だからこそ、主人公はその「秩序」を最初は穏やかに乱す。整然と並んでいる机の列を乱すという形で。次第にその行為はエスカレートして行き、先述した石川浩司氏の「破壊」行為に共犯として参加するという成り行きになるのである。彼女が最終的にどんな選択を選んだかまでは書かないが、受け取りようは異なるだろう。彼女は「自己破壊」を選んだのか? それとも積極的に「破壊」を目論んだのか? それに依ってこの映画の評価は異なって来るはずだ。
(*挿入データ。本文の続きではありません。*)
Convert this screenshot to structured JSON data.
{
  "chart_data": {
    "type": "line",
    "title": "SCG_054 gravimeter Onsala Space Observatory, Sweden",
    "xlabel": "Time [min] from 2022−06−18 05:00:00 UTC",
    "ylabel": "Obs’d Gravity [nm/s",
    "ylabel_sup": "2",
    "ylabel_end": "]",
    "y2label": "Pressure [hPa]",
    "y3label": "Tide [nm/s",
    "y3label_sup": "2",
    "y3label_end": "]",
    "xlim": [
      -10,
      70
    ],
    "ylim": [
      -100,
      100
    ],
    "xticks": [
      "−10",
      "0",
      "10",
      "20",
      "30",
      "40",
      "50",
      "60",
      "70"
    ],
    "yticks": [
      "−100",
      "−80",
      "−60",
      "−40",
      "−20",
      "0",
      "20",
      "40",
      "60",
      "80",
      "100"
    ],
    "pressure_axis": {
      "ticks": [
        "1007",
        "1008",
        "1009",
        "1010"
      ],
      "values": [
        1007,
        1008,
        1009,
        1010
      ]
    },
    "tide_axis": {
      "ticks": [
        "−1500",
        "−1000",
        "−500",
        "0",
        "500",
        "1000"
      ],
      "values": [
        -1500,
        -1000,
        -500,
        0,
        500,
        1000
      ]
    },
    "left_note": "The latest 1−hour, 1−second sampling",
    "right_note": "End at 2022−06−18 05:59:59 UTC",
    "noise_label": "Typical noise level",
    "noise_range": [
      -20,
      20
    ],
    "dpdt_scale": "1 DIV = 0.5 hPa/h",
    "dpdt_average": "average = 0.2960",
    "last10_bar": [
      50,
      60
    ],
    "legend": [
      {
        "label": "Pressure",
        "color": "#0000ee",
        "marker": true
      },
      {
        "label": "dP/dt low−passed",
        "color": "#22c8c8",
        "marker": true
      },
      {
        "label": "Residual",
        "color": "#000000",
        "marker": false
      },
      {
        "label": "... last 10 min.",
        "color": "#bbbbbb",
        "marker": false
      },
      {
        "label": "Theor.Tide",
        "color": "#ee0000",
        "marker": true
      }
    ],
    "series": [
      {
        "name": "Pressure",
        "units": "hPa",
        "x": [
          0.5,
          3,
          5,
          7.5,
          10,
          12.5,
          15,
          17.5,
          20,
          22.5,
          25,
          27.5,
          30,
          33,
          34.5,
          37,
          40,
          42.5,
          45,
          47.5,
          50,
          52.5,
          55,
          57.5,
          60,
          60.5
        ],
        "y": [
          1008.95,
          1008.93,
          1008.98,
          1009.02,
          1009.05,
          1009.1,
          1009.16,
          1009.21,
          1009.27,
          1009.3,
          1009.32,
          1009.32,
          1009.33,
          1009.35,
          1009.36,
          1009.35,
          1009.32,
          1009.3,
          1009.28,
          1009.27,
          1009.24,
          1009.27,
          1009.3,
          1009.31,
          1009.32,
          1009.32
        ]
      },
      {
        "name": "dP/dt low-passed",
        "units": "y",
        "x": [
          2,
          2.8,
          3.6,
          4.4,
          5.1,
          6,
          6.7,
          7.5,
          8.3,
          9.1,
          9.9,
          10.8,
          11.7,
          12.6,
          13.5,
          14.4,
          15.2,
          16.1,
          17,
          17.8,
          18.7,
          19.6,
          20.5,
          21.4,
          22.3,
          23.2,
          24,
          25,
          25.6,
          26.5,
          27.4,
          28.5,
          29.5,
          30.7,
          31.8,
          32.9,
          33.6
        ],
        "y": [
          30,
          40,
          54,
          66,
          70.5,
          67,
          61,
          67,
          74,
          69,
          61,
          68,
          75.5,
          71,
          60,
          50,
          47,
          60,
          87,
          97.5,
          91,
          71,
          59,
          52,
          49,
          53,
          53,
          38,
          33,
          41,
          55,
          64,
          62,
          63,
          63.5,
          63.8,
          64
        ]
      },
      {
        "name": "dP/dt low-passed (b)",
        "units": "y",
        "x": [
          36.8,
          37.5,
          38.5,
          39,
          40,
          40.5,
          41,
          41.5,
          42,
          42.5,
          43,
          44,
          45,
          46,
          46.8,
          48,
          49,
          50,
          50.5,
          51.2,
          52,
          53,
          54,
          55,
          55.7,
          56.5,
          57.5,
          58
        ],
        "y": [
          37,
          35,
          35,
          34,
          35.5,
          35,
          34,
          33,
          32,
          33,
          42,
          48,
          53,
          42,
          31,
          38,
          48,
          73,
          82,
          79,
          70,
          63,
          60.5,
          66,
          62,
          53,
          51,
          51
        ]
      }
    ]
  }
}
……とまあ、「スジ」の話しか出来ないのが私の限界なのだった。映像面での美しさも語らねばならないが(宮崎あおい氏と蒼井優氏のチャーミングさは語るまでもないだろう)、それについて詳述出来ないのがもどかしい。雨や雪を肝腎な部分で降らせる演出とか、廃墟から見上げた青空とかあるいは炎に包まれた家屋とか、見どころはある。ただ火炎瓶があんなに遠く飛ぶかとか、あるいはガソリンではなく石油を使うべきではなかったか……とかそういう部分も気になる。これに関しては他の方の意見を拝聴したいところだ。